The Merry Pranksters brought their message, or just themselves to the whole country by means of a magical mystery tour, a cross-country trip in a pyschedelic magic bus with loudspeakers on top, a sleeping bag for screwing, acid in the portable fridge, and lots of merry pranks along the way: "... in Barry Goldwater's home town ... they put a streamer on the bus reading 'A VOTE FOR BARRY IS A VOTE FOR FUN.' And they put American flags up on the bus and Casady drove the bus backwards down the main drag of Phoenix ... The citizens were suitably startled, outraged, delighted, non-plussed." Of course the bus looked like it had been painted by Hieronymus Bosch, a sign in back of the bus said "Caution: Weird Load" and everyone had painted their bodies in various day-glo ways.
And the final instrument for bringing the Word were the Acid Tests ("Can you pass the Acid Test?"), mixed-media happenings at which LSD was served diluted in Kool Aid). The just-born Grateful Dead would make music. There were plenty of things to play with, like fingerpaints or day-glo, movies to watch, strobe lights, and Pranksters directing the show.
INEVITABLY Kesey came in conflict with the society he was trying to transform or freak out. He was busted for possession of marijuana and fled to Mexico. There he played at Outlaw for a while. Eventually he came back to the States, freaking out the California cops by appearing at public functions, even being interviewed on T.V., and then evaporating like the Scarlet Pimpernel.
Kesey became the F.B.I.'s most wanted man, not so much for his enormous crimes, but for the way he refused to take the F.B.I. seriously, sticking his tongue out at law and order. They got him of course, trapping him finally in a traffic jam on the L.A. Freeway. And then, when they finally had him nabbed dead to rights, they let him go.

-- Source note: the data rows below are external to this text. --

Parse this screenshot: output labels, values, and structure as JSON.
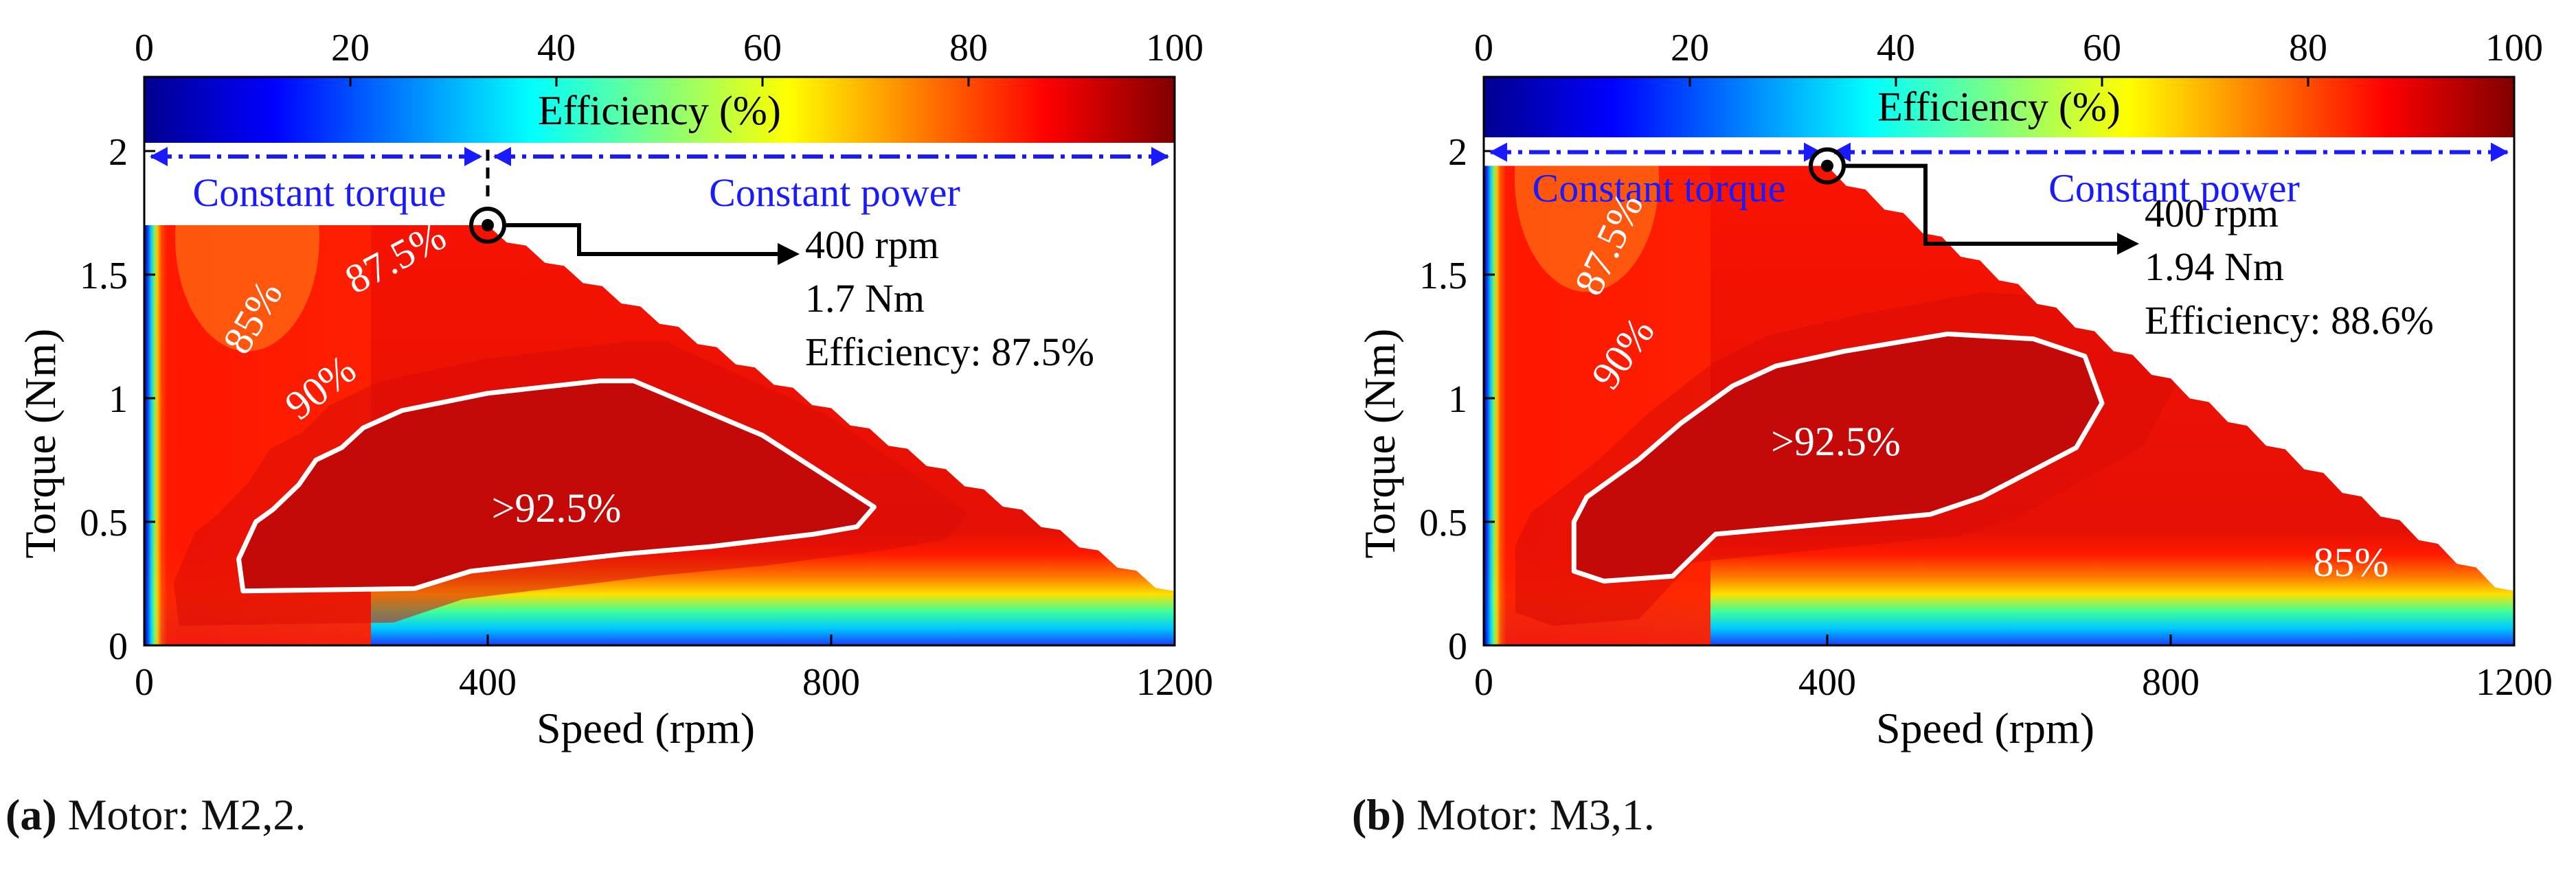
{
  "chart_data": [
    {
      "id": "a",
      "type": "heatmap",
      "xlabel": "Speed (rpm)",
      "ylabel": "Torque (Nm)",
      "xlim": [
        0,
        1200
      ],
      "ylim": [
        0,
        2.3
      ],
      "xticks": [
        0,
        400,
        800,
        1200
      ],
      "yticks": [
        0,
        0.5,
        1,
        1.5,
        2
      ],
      "colorbar": {
        "label": "Efficiency (%)",
        "range": [
          0,
          100
        ],
        "ticks": [
          0,
          20,
          40,
          60,
          80,
          100
        ]
      },
      "envelope": {
        "corner_speed": 400,
        "rated_torque": 1.7,
        "max_speed": 1200,
        "torque_at_max_speed": 0.22
      },
      "region_labels": {
        "constant_torque": "Constant torque",
        "constant_power": "Constant power"
      },
      "operating_point": {
        "speed": 400,
        "torque": 1.7,
        "annotation": [
          "400 rpm",
          "1.7 Nm",
          "Efficiency: 87.5%"
        ]
      },
      "contour_labels": [
        {
          "text": "85%",
          "speed": 140,
          "torque": 1.3,
          "rotate": -60
        },
        {
          "text": "87.5%",
          "speed": 300,
          "torque": 1.52,
          "rotate": -28
        },
        {
          "text": "90%",
          "speed": 215,
          "torque": 1.0,
          "rotate": -38
        },
        {
          "text": ">92.5%",
          "speed": 480,
          "torque": 0.5,
          "rotate": 0
        }
      ],
      "peak_contour": [
        [
          115,
          0.22
        ],
        [
          110,
          0.35
        ],
        [
          130,
          0.5
        ],
        [
          150,
          0.55
        ],
        [
          180,
          0.65
        ],
        [
          200,
          0.75
        ],
        [
          230,
          0.8
        ],
        [
          255,
          0.88
        ],
        [
          300,
          0.95
        ],
        [
          400,
          1.02
        ],
        [
          530,
          1.07
        ],
        [
          570,
          1.07
        ],
        [
          720,
          0.85
        ],
        [
          850,
          0.56
        ],
        [
          830,
          0.48
        ],
        [
          780,
          0.45
        ],
        [
          660,
          0.4
        ],
        [
          560,
          0.37
        ],
        [
          380,
          0.3
        ],
        [
          315,
          0.23
        ]
      ]
    },
    {
      "id": "b",
      "type": "heatmap",
      "xlabel": "Speed (rpm)",
      "ylabel": "Torque (Nm)",
      "xlim": [
        0,
        1200
      ],
      "ylim": [
        0,
        2.3
      ],
      "xticks": [
        0,
        400,
        800,
        1200
      ],
      "yticks": [
        0,
        0.5,
        1,
        1.5,
        2
      ],
      "colorbar": {
        "label": "Efficiency (%)",
        "range": [
          0,
          100
        ],
        "ticks": [
          0,
          20,
          40,
          60,
          80,
          100
        ]
      },
      "envelope": {
        "corner_speed": 400,
        "rated_torque": 1.94,
        "max_speed": 1200,
        "torque_at_max_speed": 0.22
      },
      "region_labels": {
        "constant_torque": "Constant torque",
        "constant_power": "Constant power"
      },
      "operating_point": {
        "speed": 400,
        "torque": 1.94,
        "annotation": [
          "400 rpm",
          "1.94 Nm",
          "Efficiency: 88.6%"
        ]
      },
      "contour_labels": [
        {
          "text": "87.5%",
          "speed": 160,
          "torque": 1.6,
          "rotate": -65
        },
        {
          "text": "90%",
          "speed": 175,
          "torque": 1.15,
          "rotate": -55
        },
        {
          "text": ">92.5%",
          "speed": 410,
          "torque": 0.77,
          "rotate": 0
        },
        {
          "text": "85%",
          "speed": 1010,
          "torque": 0.28,
          "rotate": 0
        }
      ],
      "peak_contour": [
        [
          105,
          0.3
        ],
        [
          105,
          0.5
        ],
        [
          120,
          0.6
        ],
        [
          180,
          0.75
        ],
        [
          230,
          0.9
        ],
        [
          290,
          1.05
        ],
        [
          340,
          1.13
        ],
        [
          420,
          1.19
        ],
        [
          540,
          1.26
        ],
        [
          640,
          1.24
        ],
        [
          700,
          1.17
        ],
        [
          720,
          0.98
        ],
        [
          690,
          0.8
        ],
        [
          580,
          0.6
        ],
        [
          520,
          0.53
        ],
        [
          270,
          0.45
        ],
        [
          220,
          0.28
        ],
        [
          140,
          0.26
        ]
      ]
    }
  ],
  "captions": [
    {
      "letter": "(a)",
      "text": " Motor: M2,2."
    },
    {
      "letter": "(b)",
      "text": " Motor: M3,1."
    }
  ]
}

It seems that Kesey's lawyer made a deal with the Court. Kesey was to be released on condition he would go among the hippie masses (by this time there were hippie masses, such was the strength of the Word), and tell them to stop taking LSD.
Well he did tell them as his lawyer had promised he would, and then again he didn't. What he said was, it's time to graduate from acid: "Once you've been through that door you can't keep going through it again." He never said acid shouldn't be the first step. He said you had to make the kind of consciousness acid created deeper, more permanent, without the drug.